O município de Oeiras, no Piauí, enfrenta dificuldades persistentes no acesso a serviços de saúde especializados, sobretudo em áreas como pediatria, psicanalistas, neurologia e atendimento em saúde mental. A ausência ou insuficiência de profissionais nessas especialidades tem levado moradores a buscar atendimento em centros urbanos como Picos e Teresina, ampliando o deslocamento de pacientes e familiares.

Foto: Imagem gerada por IA

Na prática, situações que poderiam ser resolvidas no próprio município passam a exigir viagens, tempo de espera e reorganização da rotina familiar. Esse cenário impacta diretamente a continuidade do cuidado, especialmente em casos que demandam acompanhamento frequente.

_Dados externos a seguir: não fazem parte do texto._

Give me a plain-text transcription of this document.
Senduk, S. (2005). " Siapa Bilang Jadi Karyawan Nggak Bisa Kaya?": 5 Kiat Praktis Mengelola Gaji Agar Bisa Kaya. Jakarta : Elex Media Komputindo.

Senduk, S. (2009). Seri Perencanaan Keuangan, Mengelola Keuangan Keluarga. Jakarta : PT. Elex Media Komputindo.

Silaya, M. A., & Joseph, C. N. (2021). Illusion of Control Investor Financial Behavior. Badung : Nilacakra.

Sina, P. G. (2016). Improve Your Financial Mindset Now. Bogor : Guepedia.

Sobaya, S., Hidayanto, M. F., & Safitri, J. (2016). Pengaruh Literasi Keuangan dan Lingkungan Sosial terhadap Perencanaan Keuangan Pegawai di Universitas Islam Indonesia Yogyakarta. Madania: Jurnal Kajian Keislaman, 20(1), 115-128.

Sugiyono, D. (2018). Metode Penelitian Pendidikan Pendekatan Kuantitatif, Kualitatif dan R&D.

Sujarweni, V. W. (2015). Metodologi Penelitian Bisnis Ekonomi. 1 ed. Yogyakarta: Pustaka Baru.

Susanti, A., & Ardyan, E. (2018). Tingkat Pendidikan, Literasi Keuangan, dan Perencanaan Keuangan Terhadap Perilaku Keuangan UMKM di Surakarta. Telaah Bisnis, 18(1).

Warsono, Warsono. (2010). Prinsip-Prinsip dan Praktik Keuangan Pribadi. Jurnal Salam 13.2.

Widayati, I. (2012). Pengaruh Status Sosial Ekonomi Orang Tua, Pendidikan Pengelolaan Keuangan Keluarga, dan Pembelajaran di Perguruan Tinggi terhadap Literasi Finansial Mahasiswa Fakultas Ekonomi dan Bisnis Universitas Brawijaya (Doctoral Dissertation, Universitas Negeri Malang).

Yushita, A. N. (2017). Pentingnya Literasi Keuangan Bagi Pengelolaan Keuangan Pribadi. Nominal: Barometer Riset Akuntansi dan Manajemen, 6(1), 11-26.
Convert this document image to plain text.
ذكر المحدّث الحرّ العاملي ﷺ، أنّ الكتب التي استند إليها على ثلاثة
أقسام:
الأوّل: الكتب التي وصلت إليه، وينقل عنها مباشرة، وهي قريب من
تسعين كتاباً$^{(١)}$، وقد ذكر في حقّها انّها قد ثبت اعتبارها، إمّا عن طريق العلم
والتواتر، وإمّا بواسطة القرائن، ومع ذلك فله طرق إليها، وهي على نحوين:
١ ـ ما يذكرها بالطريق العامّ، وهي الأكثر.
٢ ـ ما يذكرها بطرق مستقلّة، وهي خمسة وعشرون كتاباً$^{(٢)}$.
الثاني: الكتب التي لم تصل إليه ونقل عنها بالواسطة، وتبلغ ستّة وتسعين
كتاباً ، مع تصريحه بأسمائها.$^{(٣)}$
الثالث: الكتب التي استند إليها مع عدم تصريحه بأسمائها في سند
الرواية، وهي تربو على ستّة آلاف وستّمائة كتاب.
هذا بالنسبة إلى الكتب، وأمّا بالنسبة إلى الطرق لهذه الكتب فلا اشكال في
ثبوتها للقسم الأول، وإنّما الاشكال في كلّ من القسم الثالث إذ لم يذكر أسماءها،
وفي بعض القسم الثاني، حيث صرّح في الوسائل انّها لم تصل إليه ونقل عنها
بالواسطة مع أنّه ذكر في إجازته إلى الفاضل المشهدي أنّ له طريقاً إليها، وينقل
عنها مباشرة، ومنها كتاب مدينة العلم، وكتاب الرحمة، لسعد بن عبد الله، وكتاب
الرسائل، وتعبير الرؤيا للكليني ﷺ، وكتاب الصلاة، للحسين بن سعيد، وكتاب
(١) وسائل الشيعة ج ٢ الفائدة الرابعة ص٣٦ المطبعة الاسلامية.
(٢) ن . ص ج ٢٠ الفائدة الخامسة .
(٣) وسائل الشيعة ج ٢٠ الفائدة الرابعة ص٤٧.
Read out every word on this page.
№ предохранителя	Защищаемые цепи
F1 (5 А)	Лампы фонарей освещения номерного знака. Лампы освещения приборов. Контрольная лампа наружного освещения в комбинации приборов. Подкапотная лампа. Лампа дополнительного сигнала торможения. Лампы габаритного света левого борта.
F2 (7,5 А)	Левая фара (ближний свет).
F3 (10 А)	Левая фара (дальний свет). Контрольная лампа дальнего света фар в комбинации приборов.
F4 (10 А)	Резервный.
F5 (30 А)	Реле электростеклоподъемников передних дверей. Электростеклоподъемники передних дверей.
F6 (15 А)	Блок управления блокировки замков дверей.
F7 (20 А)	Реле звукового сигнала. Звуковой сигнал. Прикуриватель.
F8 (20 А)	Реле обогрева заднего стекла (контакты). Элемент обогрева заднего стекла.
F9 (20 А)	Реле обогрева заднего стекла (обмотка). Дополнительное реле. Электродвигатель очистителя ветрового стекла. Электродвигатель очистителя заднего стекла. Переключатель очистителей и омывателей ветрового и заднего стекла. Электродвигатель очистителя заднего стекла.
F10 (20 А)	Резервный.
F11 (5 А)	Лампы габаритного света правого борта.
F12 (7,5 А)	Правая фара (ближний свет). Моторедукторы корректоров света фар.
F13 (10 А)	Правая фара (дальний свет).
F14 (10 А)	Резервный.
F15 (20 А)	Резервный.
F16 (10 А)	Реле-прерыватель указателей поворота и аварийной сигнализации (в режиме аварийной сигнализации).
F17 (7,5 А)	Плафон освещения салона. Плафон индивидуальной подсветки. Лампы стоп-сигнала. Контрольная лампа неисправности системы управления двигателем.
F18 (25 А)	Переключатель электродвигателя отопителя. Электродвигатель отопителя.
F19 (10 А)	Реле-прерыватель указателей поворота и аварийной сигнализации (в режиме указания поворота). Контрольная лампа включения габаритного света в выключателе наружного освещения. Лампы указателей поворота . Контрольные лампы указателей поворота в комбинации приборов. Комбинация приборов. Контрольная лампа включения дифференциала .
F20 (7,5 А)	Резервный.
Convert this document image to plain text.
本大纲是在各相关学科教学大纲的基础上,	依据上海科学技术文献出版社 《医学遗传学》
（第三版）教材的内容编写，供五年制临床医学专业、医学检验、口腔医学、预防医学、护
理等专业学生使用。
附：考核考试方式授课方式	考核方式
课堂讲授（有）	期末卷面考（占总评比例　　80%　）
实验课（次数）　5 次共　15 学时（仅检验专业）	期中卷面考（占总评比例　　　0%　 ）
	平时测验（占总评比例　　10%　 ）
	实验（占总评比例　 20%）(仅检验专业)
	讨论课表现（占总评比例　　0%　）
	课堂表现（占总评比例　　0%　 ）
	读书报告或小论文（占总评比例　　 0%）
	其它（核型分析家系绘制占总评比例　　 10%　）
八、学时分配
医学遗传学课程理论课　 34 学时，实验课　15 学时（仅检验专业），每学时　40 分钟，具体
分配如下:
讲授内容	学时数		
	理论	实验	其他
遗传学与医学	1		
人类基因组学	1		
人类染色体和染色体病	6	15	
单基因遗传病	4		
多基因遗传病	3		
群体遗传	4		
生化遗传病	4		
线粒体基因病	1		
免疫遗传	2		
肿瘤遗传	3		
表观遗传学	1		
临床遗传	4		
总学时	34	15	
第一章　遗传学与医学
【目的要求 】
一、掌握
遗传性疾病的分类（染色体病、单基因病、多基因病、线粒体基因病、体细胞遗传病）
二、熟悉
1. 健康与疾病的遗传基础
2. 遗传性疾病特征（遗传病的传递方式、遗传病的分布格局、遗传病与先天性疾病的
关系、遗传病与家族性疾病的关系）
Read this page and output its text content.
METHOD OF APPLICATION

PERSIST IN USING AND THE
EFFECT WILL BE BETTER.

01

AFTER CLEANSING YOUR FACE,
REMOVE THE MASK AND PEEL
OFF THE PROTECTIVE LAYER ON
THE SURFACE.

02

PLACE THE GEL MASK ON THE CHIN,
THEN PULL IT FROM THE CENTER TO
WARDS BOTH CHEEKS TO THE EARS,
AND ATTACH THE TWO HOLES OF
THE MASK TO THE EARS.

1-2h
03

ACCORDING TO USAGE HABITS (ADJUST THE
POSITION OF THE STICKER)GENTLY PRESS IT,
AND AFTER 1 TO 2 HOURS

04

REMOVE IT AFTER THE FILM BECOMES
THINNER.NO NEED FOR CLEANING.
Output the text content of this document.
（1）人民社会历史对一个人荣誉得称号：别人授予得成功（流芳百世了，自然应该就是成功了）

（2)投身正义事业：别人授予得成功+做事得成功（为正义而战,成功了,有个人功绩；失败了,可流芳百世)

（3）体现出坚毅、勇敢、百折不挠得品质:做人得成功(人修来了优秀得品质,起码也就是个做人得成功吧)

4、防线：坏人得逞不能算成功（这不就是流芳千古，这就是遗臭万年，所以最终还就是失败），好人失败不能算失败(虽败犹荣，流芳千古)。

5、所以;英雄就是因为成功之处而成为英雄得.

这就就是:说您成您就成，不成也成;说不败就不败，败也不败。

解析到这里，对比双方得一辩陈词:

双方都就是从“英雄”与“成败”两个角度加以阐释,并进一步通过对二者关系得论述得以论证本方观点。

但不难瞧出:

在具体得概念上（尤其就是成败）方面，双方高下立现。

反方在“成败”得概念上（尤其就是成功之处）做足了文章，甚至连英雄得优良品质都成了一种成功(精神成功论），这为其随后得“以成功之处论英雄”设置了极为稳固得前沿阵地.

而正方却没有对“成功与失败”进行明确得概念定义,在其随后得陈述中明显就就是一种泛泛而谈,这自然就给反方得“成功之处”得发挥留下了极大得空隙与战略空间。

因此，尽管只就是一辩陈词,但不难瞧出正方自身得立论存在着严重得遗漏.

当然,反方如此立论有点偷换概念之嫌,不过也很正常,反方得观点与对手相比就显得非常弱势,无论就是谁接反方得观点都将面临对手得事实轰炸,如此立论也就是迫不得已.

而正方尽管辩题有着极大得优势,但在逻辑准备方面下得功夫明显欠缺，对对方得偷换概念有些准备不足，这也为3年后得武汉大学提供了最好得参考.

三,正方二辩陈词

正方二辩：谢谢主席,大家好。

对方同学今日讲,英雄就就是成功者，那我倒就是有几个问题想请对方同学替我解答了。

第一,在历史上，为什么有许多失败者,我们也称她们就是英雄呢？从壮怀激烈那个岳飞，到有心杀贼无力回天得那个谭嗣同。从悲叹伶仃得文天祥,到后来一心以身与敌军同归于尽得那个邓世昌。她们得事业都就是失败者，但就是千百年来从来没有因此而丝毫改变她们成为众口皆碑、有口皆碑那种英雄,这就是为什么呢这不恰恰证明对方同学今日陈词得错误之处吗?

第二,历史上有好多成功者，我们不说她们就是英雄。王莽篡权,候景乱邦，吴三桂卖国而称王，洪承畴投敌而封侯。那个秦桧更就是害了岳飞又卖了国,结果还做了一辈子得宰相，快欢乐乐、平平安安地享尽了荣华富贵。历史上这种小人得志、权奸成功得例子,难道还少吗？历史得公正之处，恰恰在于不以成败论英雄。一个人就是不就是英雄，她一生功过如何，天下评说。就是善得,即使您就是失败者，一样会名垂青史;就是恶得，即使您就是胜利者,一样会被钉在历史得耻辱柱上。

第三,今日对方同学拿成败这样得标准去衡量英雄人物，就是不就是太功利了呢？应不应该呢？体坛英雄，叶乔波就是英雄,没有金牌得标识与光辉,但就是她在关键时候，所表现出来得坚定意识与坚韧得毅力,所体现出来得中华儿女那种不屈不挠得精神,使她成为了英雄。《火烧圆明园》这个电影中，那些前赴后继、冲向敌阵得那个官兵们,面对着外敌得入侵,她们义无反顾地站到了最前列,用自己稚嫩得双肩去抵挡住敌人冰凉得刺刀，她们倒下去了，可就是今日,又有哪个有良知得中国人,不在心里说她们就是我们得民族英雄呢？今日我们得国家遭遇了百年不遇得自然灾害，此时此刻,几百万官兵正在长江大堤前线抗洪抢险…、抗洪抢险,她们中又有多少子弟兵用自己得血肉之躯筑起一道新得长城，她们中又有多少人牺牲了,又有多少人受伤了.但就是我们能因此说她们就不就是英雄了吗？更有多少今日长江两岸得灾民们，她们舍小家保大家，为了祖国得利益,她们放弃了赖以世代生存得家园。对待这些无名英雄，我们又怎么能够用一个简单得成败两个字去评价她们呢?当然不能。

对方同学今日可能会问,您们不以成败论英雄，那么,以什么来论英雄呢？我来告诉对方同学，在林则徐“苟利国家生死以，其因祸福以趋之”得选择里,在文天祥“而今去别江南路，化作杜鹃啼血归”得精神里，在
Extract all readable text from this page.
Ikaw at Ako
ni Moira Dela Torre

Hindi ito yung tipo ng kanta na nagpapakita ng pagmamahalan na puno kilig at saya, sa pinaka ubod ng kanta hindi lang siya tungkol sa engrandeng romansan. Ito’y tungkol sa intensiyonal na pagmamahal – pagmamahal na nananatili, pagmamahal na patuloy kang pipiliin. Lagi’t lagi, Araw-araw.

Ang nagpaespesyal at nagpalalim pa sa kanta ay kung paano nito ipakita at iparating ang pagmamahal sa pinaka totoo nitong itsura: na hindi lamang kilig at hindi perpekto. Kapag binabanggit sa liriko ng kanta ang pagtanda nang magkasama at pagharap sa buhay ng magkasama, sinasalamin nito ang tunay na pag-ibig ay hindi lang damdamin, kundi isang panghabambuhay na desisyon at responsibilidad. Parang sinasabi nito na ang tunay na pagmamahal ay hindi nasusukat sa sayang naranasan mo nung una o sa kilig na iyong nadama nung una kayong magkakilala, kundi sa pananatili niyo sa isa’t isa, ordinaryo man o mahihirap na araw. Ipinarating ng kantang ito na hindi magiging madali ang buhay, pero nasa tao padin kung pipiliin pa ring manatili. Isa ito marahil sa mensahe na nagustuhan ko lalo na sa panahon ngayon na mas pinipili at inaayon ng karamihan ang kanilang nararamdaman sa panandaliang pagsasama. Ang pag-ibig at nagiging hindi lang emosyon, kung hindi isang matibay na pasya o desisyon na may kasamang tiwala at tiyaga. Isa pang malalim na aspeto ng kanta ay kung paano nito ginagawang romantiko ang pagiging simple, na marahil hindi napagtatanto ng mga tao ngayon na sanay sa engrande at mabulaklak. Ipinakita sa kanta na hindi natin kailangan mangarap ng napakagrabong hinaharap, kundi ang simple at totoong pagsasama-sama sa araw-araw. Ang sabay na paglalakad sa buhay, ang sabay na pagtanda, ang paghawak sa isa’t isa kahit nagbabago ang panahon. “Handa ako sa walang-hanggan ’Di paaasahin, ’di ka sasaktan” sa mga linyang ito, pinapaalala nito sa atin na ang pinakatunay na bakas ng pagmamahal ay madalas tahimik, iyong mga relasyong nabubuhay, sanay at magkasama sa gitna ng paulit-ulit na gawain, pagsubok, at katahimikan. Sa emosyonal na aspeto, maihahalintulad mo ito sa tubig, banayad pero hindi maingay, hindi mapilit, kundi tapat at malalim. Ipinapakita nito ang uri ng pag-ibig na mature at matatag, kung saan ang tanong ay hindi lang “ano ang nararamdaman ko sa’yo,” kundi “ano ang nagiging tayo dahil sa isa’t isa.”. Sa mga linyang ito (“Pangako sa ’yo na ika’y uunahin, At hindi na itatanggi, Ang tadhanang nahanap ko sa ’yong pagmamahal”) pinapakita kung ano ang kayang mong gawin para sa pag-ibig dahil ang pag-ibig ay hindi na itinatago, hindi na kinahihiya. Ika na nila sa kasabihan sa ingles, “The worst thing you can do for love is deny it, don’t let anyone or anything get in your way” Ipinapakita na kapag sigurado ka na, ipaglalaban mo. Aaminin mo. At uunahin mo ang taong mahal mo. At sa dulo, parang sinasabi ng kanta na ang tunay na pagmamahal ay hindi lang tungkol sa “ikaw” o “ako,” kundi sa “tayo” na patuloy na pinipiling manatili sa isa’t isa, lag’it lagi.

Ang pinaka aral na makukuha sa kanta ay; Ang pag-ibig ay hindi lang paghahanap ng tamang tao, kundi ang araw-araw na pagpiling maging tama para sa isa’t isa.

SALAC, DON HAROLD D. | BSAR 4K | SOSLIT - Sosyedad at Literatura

Na área de neurologia, pacientes com condições crônicas, distúrbios neurológicos e quadros que exigem avaliação especializada enfrentam encaminhamentos recorrentes para outras cidades, o que contribui para a sobrecarga dos serviços regionais. No campo da saúde mental, a ausência de profissionais como psicólogos e psiquiatras compromete o acompanhamento regular de pacientes que necessitam de atenção contínua.

O problema se insere em um contexto mais amplo, relacionado à dificuldade de fixação de especialistas no interior e à dependência histórica de polos regionais de saúde. Apesar de avanços em infraestrutura básica, a oferta de serviços especializados ainda não acompanha a demanda da população local.

Enquanto isso, o deslocamento para atendimento em outras cidades se consolida como prática recorrente, evidenciando limitações estruturais no sistema de saúde do município.

“Há vários dias tento atendimento pediátrico para minha filha, de 10 meses, que está com sintomas de gripe e febre. Quando conseguimos algum retorno, a orientação é buscar outra cidade ou aguardar. Para uma criança tão pequena, a espera se torna preocupante. A sensação é de dificuldade de acesso ao atendimento necessário no próprio município de Oeiras”, relatou a funcionária pública e pedagoga Elinete Meneses.